This book shows the cold hard facts of how a free market system can fail due to certain behaviors. It's an economics history lesson showing the situations where free markets fail and the "rational" behaviors that lead to that irrational outcome, and the book debunks the Utopian myth that free markets will always self-correct and never fail. The book explains what behaviors should not be allowed that can cause the economy to collapse.
It first explains the Utopian delusion that complete laissez faire markets always works. Then it explains a much better economic framework that the author calls "reality-based economics." Then the book explains what happened economically with the economic collapse of 2008, the worst since the Great Depression. This is a great book to understand the economic collapse of 2008. More important, it explains the underlying economic dynamics at work in history to show how laissez faire is a big mistake that can bring down our global economy, and there is a better way through sensible safeguards. The author seems to know economics extremely well and can explain this information in a way that does not make your head spin.
The Wall Street Journal called this book "a marvelous book."
The Economist called this book "Shrewd and entertaining... Thoroughly persuasive."
I want to emphasize that this books is NOT an overall attack on capitalism in favor of socialism or another order. He is simply explaining the instances when free markets failed and what behaviors need to be banned to make free markets work better. He does strongly disagree with those who argue for complete laissez faire policies (advocating no rules and that markets will always self-correct).

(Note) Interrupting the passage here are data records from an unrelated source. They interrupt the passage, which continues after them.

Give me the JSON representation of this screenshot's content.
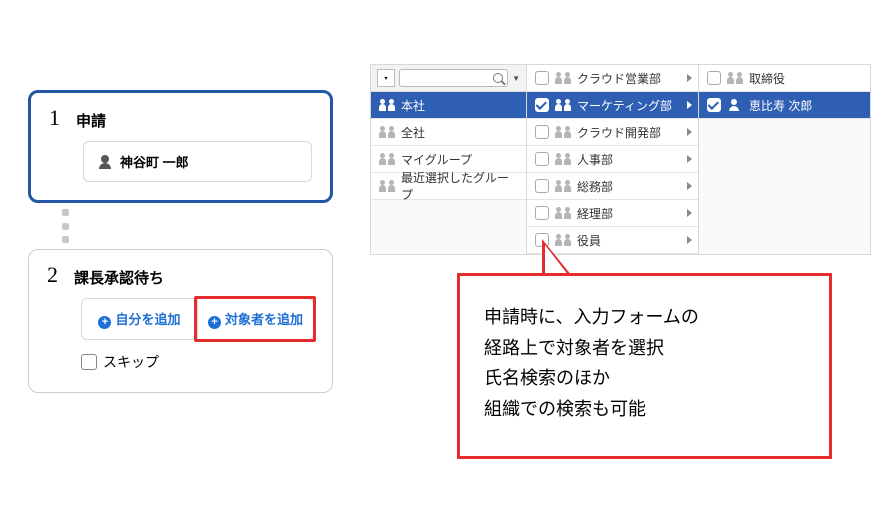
{
  "steps": {
    "s1": {
      "num": "1",
      "title": "申請",
      "person": "神谷町 一郎"
    },
    "s2": {
      "num": "2",
      "title": "課長承認待ち",
      "add_self": "自分を追加",
      "add_target": "対象者を追加",
      "skip": "スキップ"
    }
  },
  "picker": {
    "col0": {
      "items": [
        "本社",
        "全社",
        "マイグループ",
        "最近選択したグループ"
      ],
      "selected_index": 0
    },
    "col1": {
      "items": [
        "クラウド営業部",
        "マーケティング部",
        "クラウド開発部",
        "人事部",
        "総務部",
        "経理部",
        "役員"
      ],
      "selected_index": 1
    },
    "col2": {
      "items": [
        "取締役",
        "恵比寿 次郎"
      ],
      "selected_index": 1
    }
  },
  "speech": {
    "l1": "申請時に、入力フォームの",
    "l2": "経路上で対象者を選択",
    "l3": "氏名検索のほか",
    "l4": "組織での検索も可能"
  }
}
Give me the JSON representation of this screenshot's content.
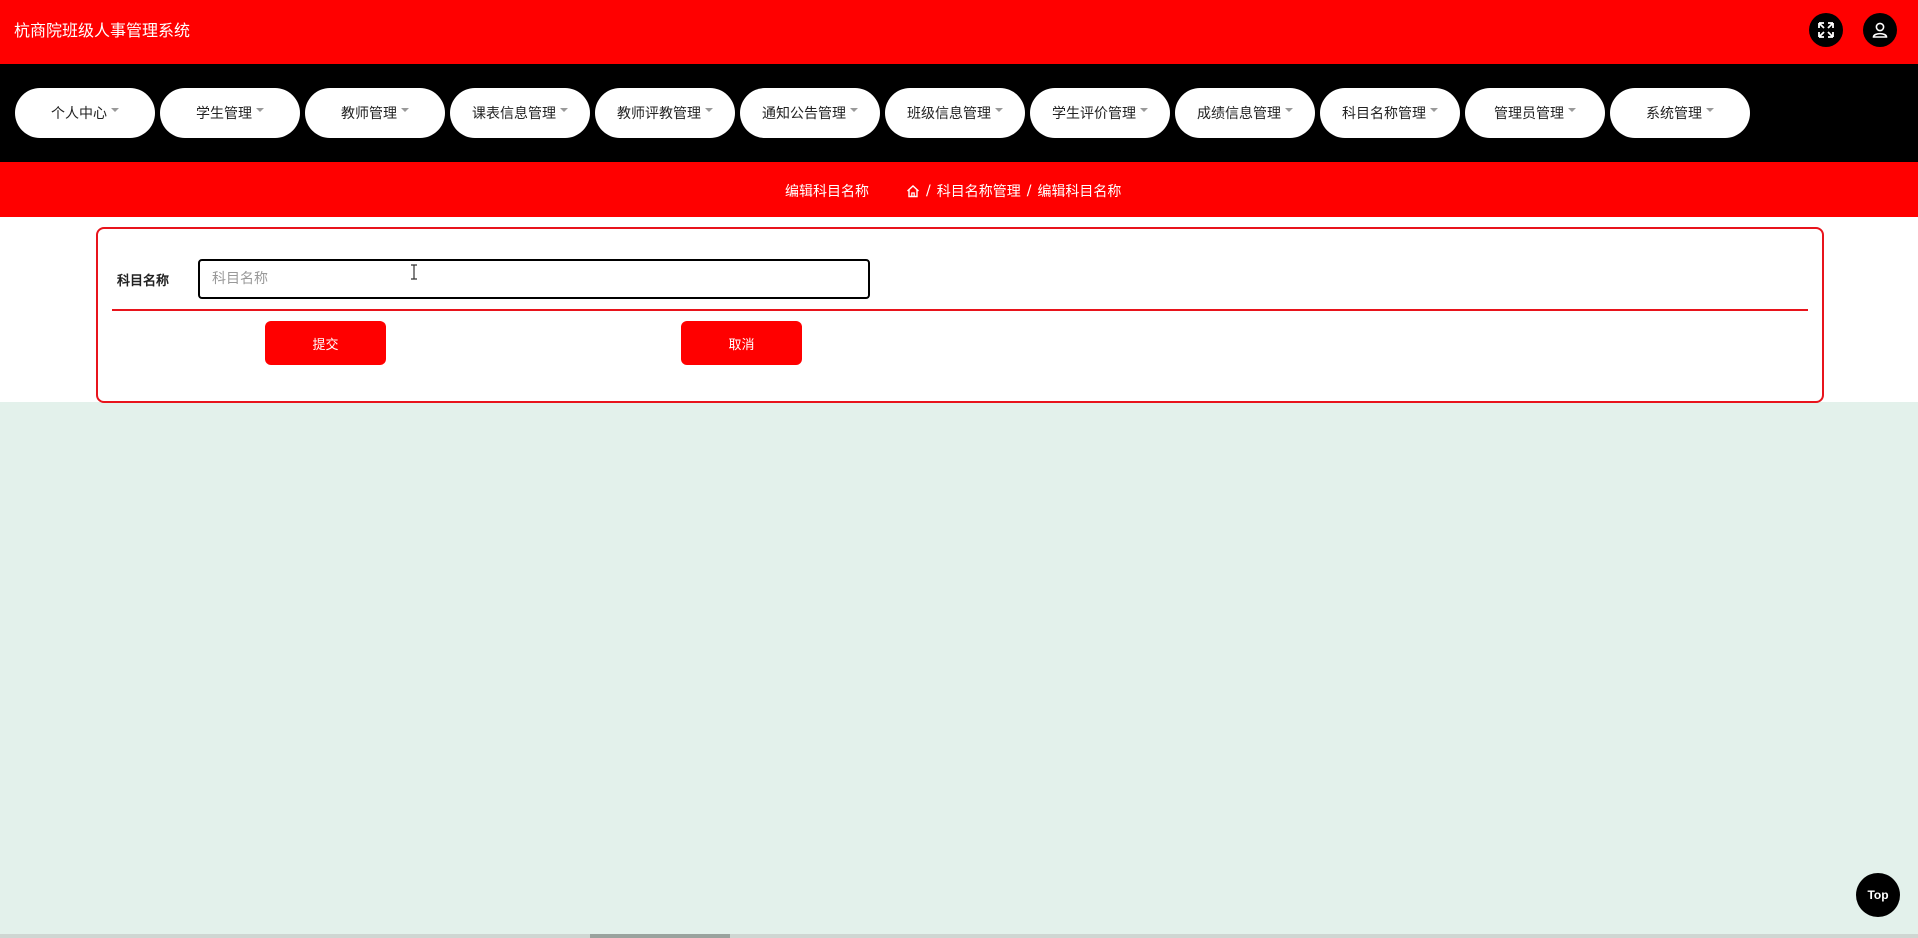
{
  "app": {
    "title": "杭商院班级人事管理系统"
  },
  "header": {
    "icons": [
      "fullscreen-icon",
      "user-icon"
    ]
  },
  "nav": {
    "items": [
      {
        "label": "个人中心"
      },
      {
        "label": "学生管理"
      },
      {
        "label": "教师管理"
      },
      {
        "label": "课表信息管理"
      },
      {
        "label": "教师评教管理"
      },
      {
        "label": "通知公告管理"
      },
      {
        "label": "班级信息管理"
      },
      {
        "label": "学生评价管理"
      },
      {
        "label": "成绩信息管理"
      },
      {
        "label": "科目名称管理"
      },
      {
        "label": "管理员管理"
      },
      {
        "label": "系统管理"
      }
    ]
  },
  "breadcrumb": {
    "page_title": "编辑科目名称",
    "home_icon": "home-icon",
    "separator": "/",
    "items": [
      "科目名称管理",
      "编辑科目名称"
    ]
  },
  "form": {
    "field_label": "科目名称",
    "field_value": "",
    "field_placeholder": "科目名称",
    "submit_label": "提交",
    "cancel_label": "取消"
  },
  "back_to_top": {
    "label": "Top"
  },
  "colors": {
    "primary": "#ff0000",
    "nav_bg": "#000000",
    "page_bg": "#e3f1eb",
    "card_border": "#e8141c"
  }
}
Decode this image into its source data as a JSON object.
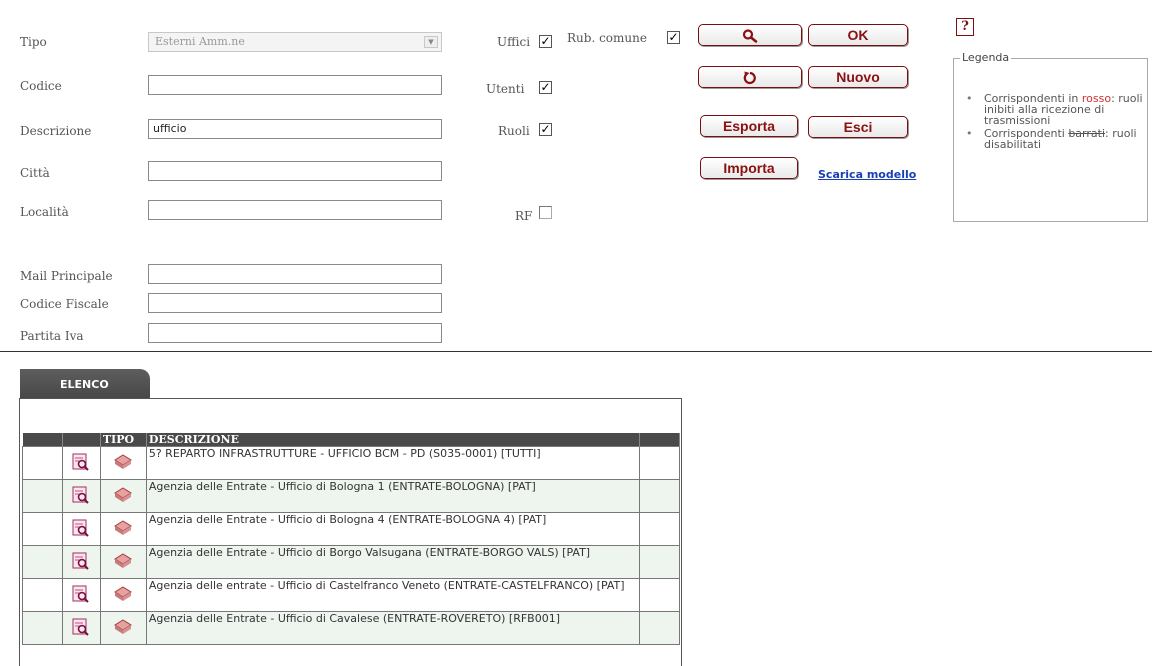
{
  "form": {
    "tipo_label": "Tipo",
    "tipo_value": "Esterni Amm.ne",
    "codice_label": "Codice",
    "codice_value": "",
    "descrizione_label": "Descrizione",
    "descrizione_value": "ufficio",
    "citta_label": "Città",
    "citta_value": "",
    "localita_label": "Località",
    "localita_value": "",
    "mail_label": "Mail Principale",
    "mail_value": "",
    "codice_fiscale_label": "Codice Fiscale",
    "codice_fiscale_value": "",
    "partita_iva_label": "Partita Iva",
    "partita_iva_value": ""
  },
  "checkboxes": {
    "uffici_label": "Uffici",
    "uffici_checked": true,
    "rub_comune_label": "Rub. comune",
    "rub_comune_checked": true,
    "utenti_label": "Utenti",
    "utenti_checked": true,
    "ruoli_label": "Ruoli",
    "ruoli_checked": true,
    "rf_label": "RF",
    "rf_checked": false,
    "check_mark": "✓"
  },
  "buttons": {
    "search_icon": "search-icon",
    "ok": "OK",
    "reset_icon": "refresh-icon",
    "nuovo": "Nuovo",
    "esporta": "Esporta",
    "esci": "Esci",
    "importa": "Importa",
    "scarica_modello": "Scarica modello"
  },
  "help": {
    "icon": "help-icon",
    "glyph": "⁈?"
  },
  "legend": {
    "title": "Legenda",
    "item1_prefix": "Corrispondenti in ",
    "item1_red": "rosso",
    "item1_suffix": ": ruoli inibiti alla ricezione di trasmissioni",
    "item2_prefix": "Corrispondenti ",
    "item2_strike": "barrati",
    "item2_suffix": ": ruoli disabilitati"
  },
  "list": {
    "tab_label": "ELENCO",
    "headers": {
      "c0": "",
      "c1": "",
      "tipo": "TIPO",
      "descrizione": "DESCRIZIONE",
      "c4": ""
    },
    "rows": [
      {
        "descrizione": "5? REPARTO INFRASTRUTTURE - UFFICIO BCM - PD (S035-0001) [TUTTI]"
      },
      {
        "descrizione": "Agenzia delle Entrate - Ufficio di Bologna 1 (ENTRATE-BOLOGNA) [PAT]"
      },
      {
        "descrizione": "Agenzia delle Entrate - Ufficio di Bologna 4 (ENTRATE-BOLOGNA 4) [PAT]"
      },
      {
        "descrizione": "Agenzia delle Entrate - Ufficio di Borgo Valsugana (ENTRATE-BORGO VALS) [PAT]"
      },
      {
        "descrizione": "Agenzia delle entrate - Ufficio di Castelfranco Veneto (ENTRATE-CASTELFRANCO) [PAT]"
      },
      {
        "descrizione": "Agenzia delle Entrate - Ufficio di Cavalese (ENTRATE-ROVERETO) [RFB001]"
      }
    ]
  },
  "colors": {
    "button_text": "#8b1010",
    "link": "#1a3fb5",
    "header_bg": "#4a4a4a",
    "alt_row": "#eef5ee"
  }
}
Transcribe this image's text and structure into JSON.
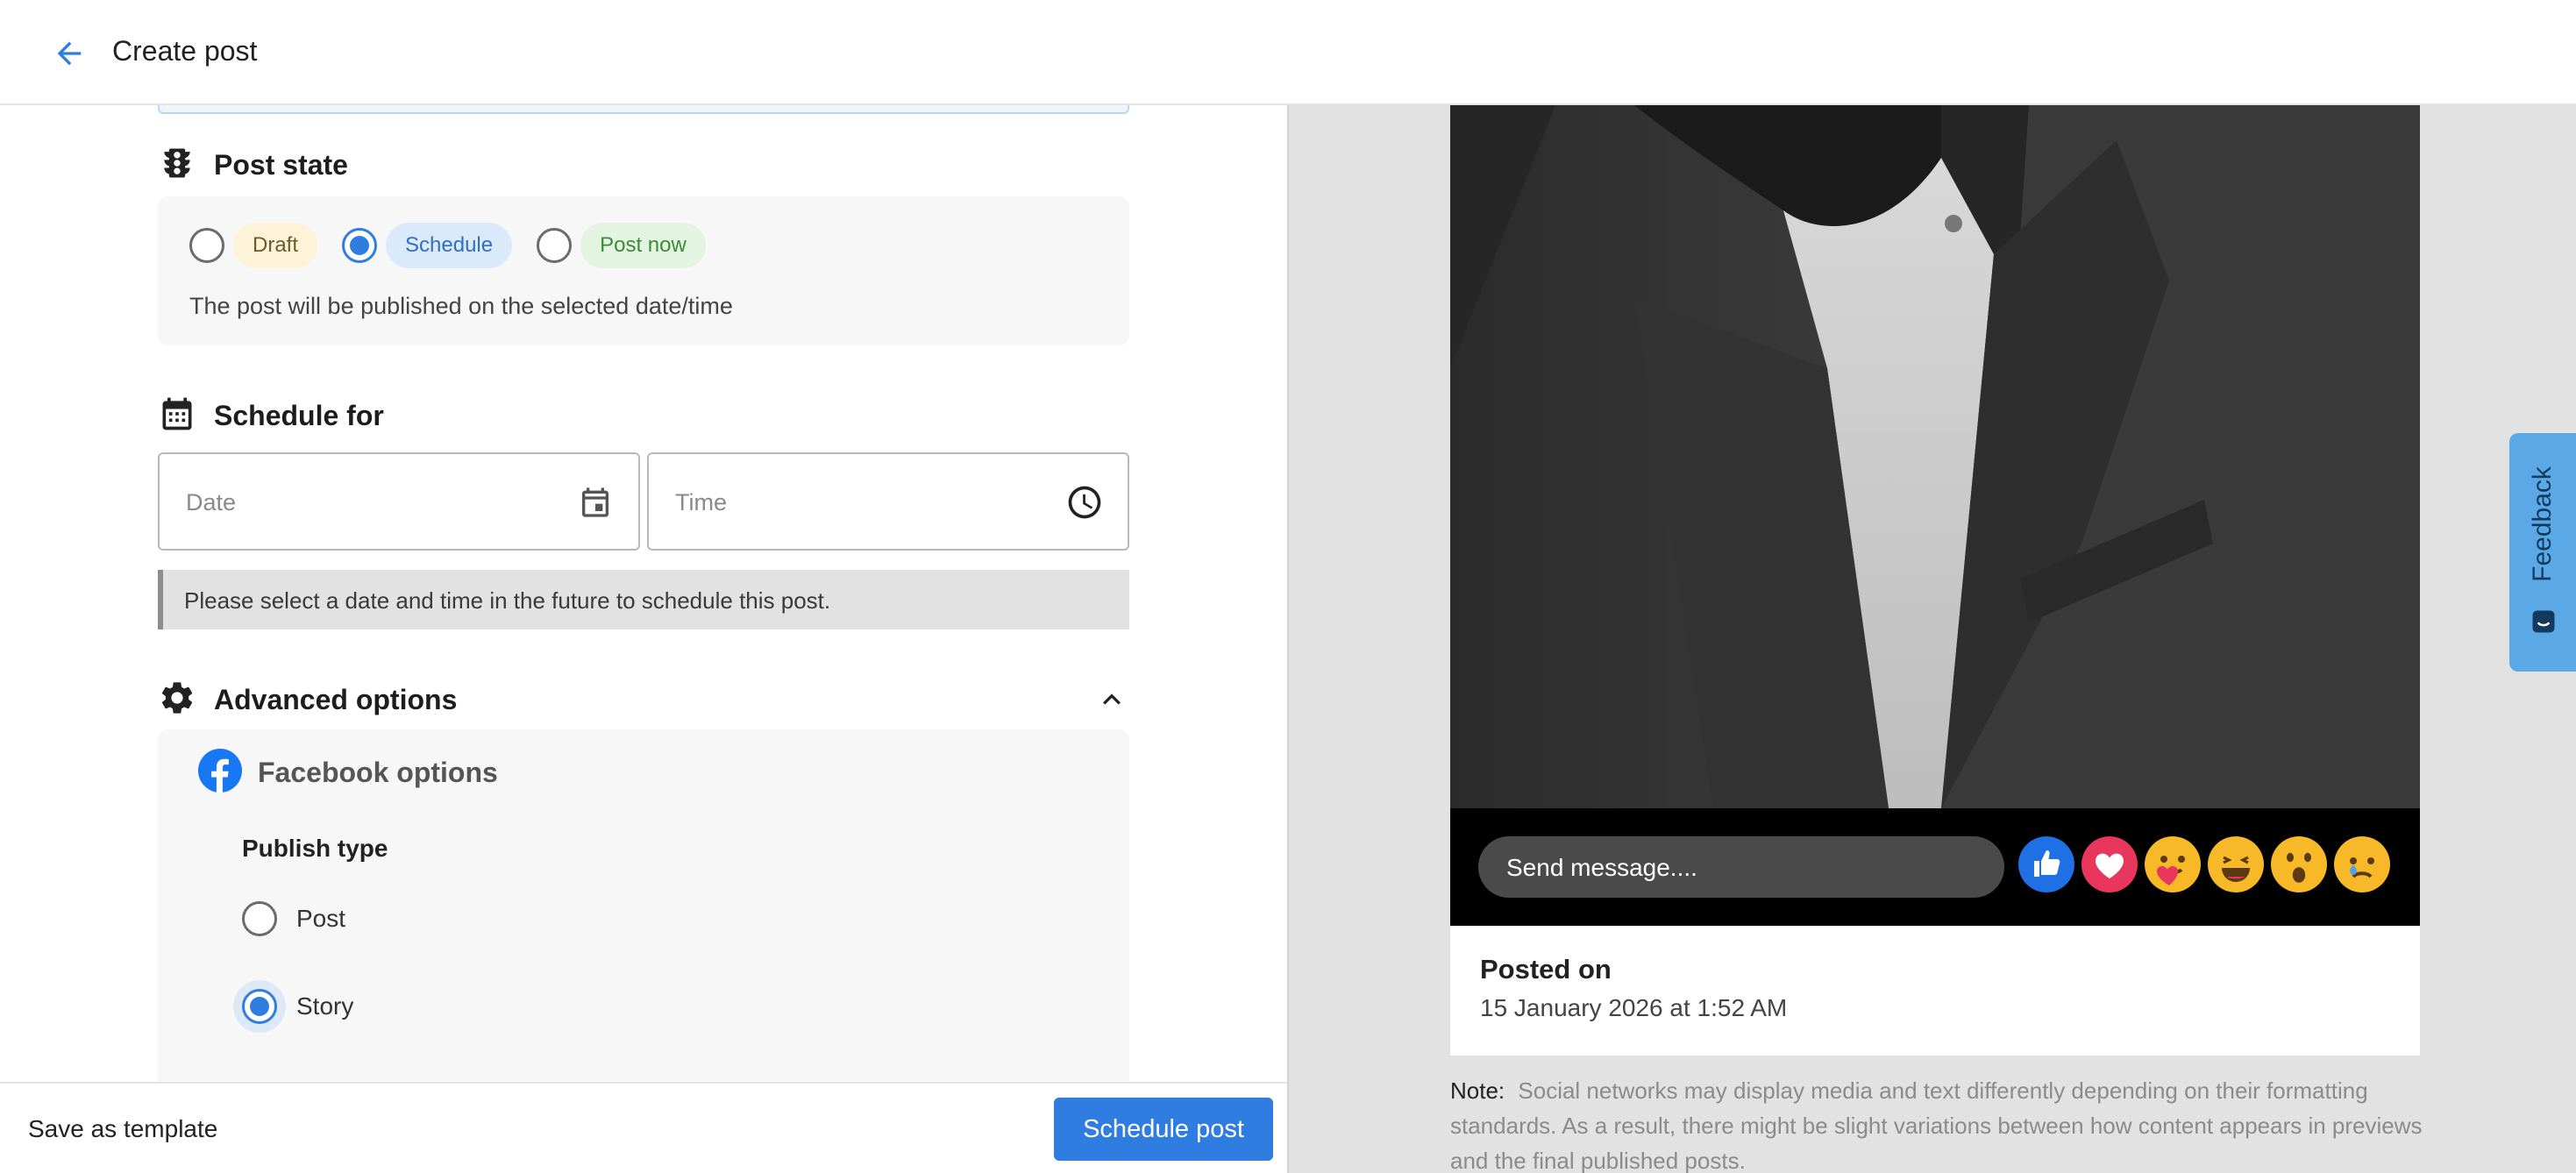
{
  "header": {
    "title": "Create post"
  },
  "post_state": {
    "heading": "Post state",
    "options": [
      {
        "label": "Draft",
        "selected": false
      },
      {
        "label": "Schedule",
        "selected": true
      },
      {
        "label": "Post now",
        "selected": false
      }
    ],
    "description": "The post will be published on the selected date/time"
  },
  "schedule": {
    "heading": "Schedule for",
    "date_placeholder": "Date",
    "time_placeholder": "Time",
    "hint": "Please select a date and time in the future to schedule this post."
  },
  "advanced": {
    "heading": "Advanced options",
    "facebook_heading": "Facebook options",
    "publish_type_label": "Publish type",
    "publish_types": [
      {
        "label": "Post",
        "selected": false
      },
      {
        "label": "Story",
        "selected": true
      }
    ]
  },
  "footer": {
    "save_template": "Save as template",
    "schedule_button": "Schedule post"
  },
  "preview": {
    "message_placeholder": "Send message....",
    "reactions": [
      "like-icon",
      "love-icon",
      "care-icon",
      "haha-icon",
      "wow-icon",
      "sad-icon"
    ],
    "posted_label": "Posted on",
    "posted_date": "15 January 2026 at 1:52 AM",
    "note_label": "Note:",
    "note_text": "Social networks may display media and text differently depending on their formatting standards. As a result, there might be slight variations between how content appears in previews and the final published posts."
  },
  "feedback_tab": {
    "label": "Feedback"
  },
  "colors": {
    "accent": "#2f7de1",
    "facebook": "#1877f2",
    "feedback_tab": "#5aa9e6"
  }
}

The philosophy of laissez faire is a Utopian delusion. The facts of economic history show that laissez faire has led to market disasters, and the author presents a convincing case that certain behaviors that are rational to one person are irrational to the economy as a whole and will bring down the economy. It's like if one person leaves a football game at a big stadium in the middle of the game it does not matter, but if everyone tries to leave, you have a problem. If one person withdraws his savings from a bank it does not matter. If everyone does in a bank run, the bank will fail. If one bank fails it's not a big deal. If huge parts of the financial system collapse, lending and money flow seizes up and contracts, bringing down everything. Some risk taking behavior can be damaging to the economy, and then when that happens markets will not always self-correct.
This book gives suggestions for what the author calls reality-based markets.
The weakness of this book is that it could have explained more about past economic history, especially the Great Depression. It does not say enough about what we learned from the Great Depression and what worked (and did not work) with Franklin Roosevelt's New Deal as far as creating decades of STABLE prosperity built upon the economic safeguards of the New Deal.
For example, originally, Franklin Roosevelt created the FHA to create modern 30 year mortgages that brought home ownership to millions for the first time. FDR gave home ownerships to millions, fueling the great post-war boom. The FHA back then required that borrowers show their credit worthiness, imposed lending rules, and required a certain amount of down payment (I think it was 20%) so people could not buy mortgages they could not afford and could not handle. Government back then with the New Deal was strict about financial security and worked to ensure the basic economic security of America. That era of post-war prosperity, built on the New Deal, was stable and not overly-speculative. The New Deal was designed to save and strengthen capitalism with pragmatic rules, and decades of stable middle class prosperity followed.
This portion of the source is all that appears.